Desidério Murcho disse...

O meu protesto é contra quem protesta contra a falta de qualidade no ensino mas não faz o trabalho crucial de escrever bons livros para ajudar estudantes e professores a fazer melhor do que fazem.

Quanto ao problema de haver muito entulho no meio da qualidade, é algo que me parece inevitável (é assim em todas as áreas: a maior parte da música é lixo, a maior parte da poesia é lixo, a maior parte dos jornais são lixo, etc.). Mas mais grave, muito mais grave, é não haver no meio do lixo coisas boas. E se as houver, que se dane o lixo.

Sara Raposo disse...

Desidério,
O problema é que ser-se profissional implica expor o trabalho que se faz, sujeitá-lo ao olhar crítico dos outros e, em Portugal, muitas pessoas não entendem a exposição do que fazem como uma forma de aprender com os outros e de fazerem melhor. Há a tendência para se considerar que quem se expõe publicamente se quer apenas promover a si e aos seus interesses.

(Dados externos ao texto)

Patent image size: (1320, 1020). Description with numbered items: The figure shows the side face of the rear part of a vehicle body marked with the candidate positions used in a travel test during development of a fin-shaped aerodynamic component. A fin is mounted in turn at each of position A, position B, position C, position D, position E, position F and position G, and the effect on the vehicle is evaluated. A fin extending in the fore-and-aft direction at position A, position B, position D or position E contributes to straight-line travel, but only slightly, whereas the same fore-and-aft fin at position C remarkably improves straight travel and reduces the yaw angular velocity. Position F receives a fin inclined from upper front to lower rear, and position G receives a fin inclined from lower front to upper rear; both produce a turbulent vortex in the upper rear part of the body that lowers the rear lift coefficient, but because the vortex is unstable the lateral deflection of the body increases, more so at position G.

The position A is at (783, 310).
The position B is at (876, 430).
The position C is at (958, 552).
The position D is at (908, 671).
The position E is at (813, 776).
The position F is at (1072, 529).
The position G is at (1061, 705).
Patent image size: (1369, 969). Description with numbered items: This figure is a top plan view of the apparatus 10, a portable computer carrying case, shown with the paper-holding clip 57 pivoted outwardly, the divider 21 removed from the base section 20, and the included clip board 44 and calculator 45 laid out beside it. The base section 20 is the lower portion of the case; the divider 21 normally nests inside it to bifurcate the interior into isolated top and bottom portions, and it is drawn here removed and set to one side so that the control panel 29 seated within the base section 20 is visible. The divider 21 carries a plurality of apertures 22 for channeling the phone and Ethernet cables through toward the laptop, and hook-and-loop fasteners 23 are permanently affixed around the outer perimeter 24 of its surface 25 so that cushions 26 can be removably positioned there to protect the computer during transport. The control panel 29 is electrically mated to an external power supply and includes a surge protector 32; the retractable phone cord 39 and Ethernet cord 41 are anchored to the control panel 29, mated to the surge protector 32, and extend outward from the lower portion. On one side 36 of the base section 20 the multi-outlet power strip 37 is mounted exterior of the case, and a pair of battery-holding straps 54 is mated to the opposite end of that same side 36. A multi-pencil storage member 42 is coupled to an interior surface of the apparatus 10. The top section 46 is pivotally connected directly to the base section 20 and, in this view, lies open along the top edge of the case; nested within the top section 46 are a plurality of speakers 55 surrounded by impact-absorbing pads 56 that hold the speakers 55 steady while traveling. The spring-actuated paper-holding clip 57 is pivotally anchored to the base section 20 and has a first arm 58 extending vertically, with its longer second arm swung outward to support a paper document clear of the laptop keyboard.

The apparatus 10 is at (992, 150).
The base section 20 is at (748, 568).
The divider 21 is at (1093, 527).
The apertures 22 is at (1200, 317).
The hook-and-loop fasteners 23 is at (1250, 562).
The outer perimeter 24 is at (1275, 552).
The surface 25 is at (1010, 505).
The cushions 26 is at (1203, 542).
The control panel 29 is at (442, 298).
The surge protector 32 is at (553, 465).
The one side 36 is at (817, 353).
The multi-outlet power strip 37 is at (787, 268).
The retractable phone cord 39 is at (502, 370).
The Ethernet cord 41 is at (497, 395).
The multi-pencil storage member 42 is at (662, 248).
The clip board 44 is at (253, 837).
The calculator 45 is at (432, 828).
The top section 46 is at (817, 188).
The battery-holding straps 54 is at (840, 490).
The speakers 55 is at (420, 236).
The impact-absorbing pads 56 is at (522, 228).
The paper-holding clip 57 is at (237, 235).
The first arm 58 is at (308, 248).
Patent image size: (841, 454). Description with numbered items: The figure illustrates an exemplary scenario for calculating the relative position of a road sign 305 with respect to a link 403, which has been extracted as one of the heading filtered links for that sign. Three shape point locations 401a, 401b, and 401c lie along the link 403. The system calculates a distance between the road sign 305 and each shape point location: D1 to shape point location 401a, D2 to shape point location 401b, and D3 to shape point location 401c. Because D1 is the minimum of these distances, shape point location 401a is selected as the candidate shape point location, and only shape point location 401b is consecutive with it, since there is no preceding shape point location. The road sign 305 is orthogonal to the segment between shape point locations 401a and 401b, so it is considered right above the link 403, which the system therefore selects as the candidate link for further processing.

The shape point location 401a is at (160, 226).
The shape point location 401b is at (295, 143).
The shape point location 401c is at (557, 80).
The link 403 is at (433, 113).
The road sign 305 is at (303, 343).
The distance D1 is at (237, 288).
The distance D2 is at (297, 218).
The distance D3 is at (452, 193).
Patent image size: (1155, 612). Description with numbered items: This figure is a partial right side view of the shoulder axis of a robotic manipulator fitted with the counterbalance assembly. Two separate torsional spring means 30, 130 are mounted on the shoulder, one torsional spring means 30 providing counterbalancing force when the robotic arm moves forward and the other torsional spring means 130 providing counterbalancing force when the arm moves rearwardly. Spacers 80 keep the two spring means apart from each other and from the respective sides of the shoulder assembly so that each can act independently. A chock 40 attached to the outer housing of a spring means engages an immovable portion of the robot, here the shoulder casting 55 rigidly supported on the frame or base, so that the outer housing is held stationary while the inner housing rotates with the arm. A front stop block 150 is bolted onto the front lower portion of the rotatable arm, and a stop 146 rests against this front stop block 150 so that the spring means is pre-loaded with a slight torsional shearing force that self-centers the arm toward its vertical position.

Perceber que melhorar o ensino de uma disciplina (a Filosofia ou outra qualquer) passa expor o que se faz – sujeitando-se às críticas dos que sabem mais - é algo que alguns professores não compreendem nem praticam (e têm horror a quem ousa fazê-lo). A tendência é ver o mundo a partir do umbigo (e por vezes da mesquinhez) e não perceber que todos, em última análise, têm a ganhar com essa exposição pública do trabalho realizado. Ainda assim, eu tenho algum optimismo em relação ao futuro. Creio que se alguns (mesmo que poucos) adoptarem uma atitude diferente, apesar disso não mudar muito no imediato, a longo prazo acabará por fazer diferença.